Kealey notes that "girls fantasize" about their middle-aged male instructors, and goes on to assert that
Normal girls - more interested in abs than in labs, more interested in pecs than specs, more interested in triceps than tripos - will abjure their lecturers for the company of their peers, but nonetheless, most male lecturers know that, most years, there will be a girl in class who flashes her admiration and who asks for advice on her essays. What to do?
Enjoy her! She's a perk. She doesn't yet know that you are only Casaubon to her Dorothea, Howard Kirk to her Felicity Phee, and she will flaunt you her curves. Which you should admire daily to spice up your sex, nightly, with the wife.
Let's ignore that sweeping generalizations about the interests of "normal" undergraduate women, and his metaphorical comparison of university classrooms to Stringfellows, an establishment primarily known for lap dances, and focus on the basic premises of his argument:
Undergraduate women "flash [their] admiration," and "flaunt you their curves"; the male faculty member should therefore "admire them," in order to "spice up your sex, nightly, with the wife."
Nice. So it's a perk to prey upon female undergraduates, and then exploit them vicariously with sex with "the wife"--whom Kealey makes sound like a bionic sex toy. Notice the emphasis throughout is on Kealey's predatory male gaze, and Kealey's sexual pleasure. The female students, and, presumably, "the wife," are mere prey.

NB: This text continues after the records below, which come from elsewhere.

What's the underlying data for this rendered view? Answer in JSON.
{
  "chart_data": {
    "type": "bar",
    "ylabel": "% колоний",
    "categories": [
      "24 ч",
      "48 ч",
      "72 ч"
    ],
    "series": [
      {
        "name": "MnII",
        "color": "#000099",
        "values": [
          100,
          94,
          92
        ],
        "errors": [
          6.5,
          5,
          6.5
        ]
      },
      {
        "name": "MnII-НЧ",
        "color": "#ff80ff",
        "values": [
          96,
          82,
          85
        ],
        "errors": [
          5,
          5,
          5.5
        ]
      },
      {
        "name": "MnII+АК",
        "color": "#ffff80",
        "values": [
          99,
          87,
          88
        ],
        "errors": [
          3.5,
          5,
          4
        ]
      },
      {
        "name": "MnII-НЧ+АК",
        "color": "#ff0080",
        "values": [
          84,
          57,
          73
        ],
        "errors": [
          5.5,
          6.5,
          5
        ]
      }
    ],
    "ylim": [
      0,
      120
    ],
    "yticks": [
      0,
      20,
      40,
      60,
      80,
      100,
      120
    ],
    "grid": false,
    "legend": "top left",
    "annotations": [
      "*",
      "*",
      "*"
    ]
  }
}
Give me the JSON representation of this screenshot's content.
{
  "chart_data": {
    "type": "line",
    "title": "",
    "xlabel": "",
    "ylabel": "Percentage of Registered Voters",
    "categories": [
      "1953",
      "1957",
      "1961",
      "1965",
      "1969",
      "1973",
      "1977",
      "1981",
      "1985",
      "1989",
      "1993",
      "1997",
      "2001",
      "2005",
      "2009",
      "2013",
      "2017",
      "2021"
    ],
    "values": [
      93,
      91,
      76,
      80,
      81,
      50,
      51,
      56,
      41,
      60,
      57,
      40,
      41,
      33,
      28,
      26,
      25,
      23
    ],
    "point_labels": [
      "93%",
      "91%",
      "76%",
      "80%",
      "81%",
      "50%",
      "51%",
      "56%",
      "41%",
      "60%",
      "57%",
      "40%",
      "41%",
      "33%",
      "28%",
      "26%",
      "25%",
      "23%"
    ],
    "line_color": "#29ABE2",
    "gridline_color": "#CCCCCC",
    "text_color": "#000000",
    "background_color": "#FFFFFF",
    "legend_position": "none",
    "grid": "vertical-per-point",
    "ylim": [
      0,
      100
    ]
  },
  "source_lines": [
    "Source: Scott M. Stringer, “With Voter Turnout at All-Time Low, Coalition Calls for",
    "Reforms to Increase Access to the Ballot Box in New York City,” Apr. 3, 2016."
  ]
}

Notice too the implied assumption that an undergarduate female who does want help with her essay, rather than sex with an aging male prof, is not "normal." His ostensible defense, quoted here, that his decision to use what he describes as "inappropriate and transgressional language" was done as a literary devices meant to highlight the idea that "trangressional sex" between faculty and students is "inappropriate" fails dismally in the context of this essay by Kealey on the sex appeal of the mature and balding man. This isn't funny. It is offensive and more than a little stupid. Kealey's language is almost predatory. He sounds in this piece very much like one of those profs that young women warn each other about; you know: "He's ok in lecture, I guess, just don't ever go to his office hours. And if you have to see him, bring your boyfriend or something." I'm not the only one reading him this way; according to the BBC, the British National Union of Students has publicly condemned Kealey's comments as insulting and disrespectful to women.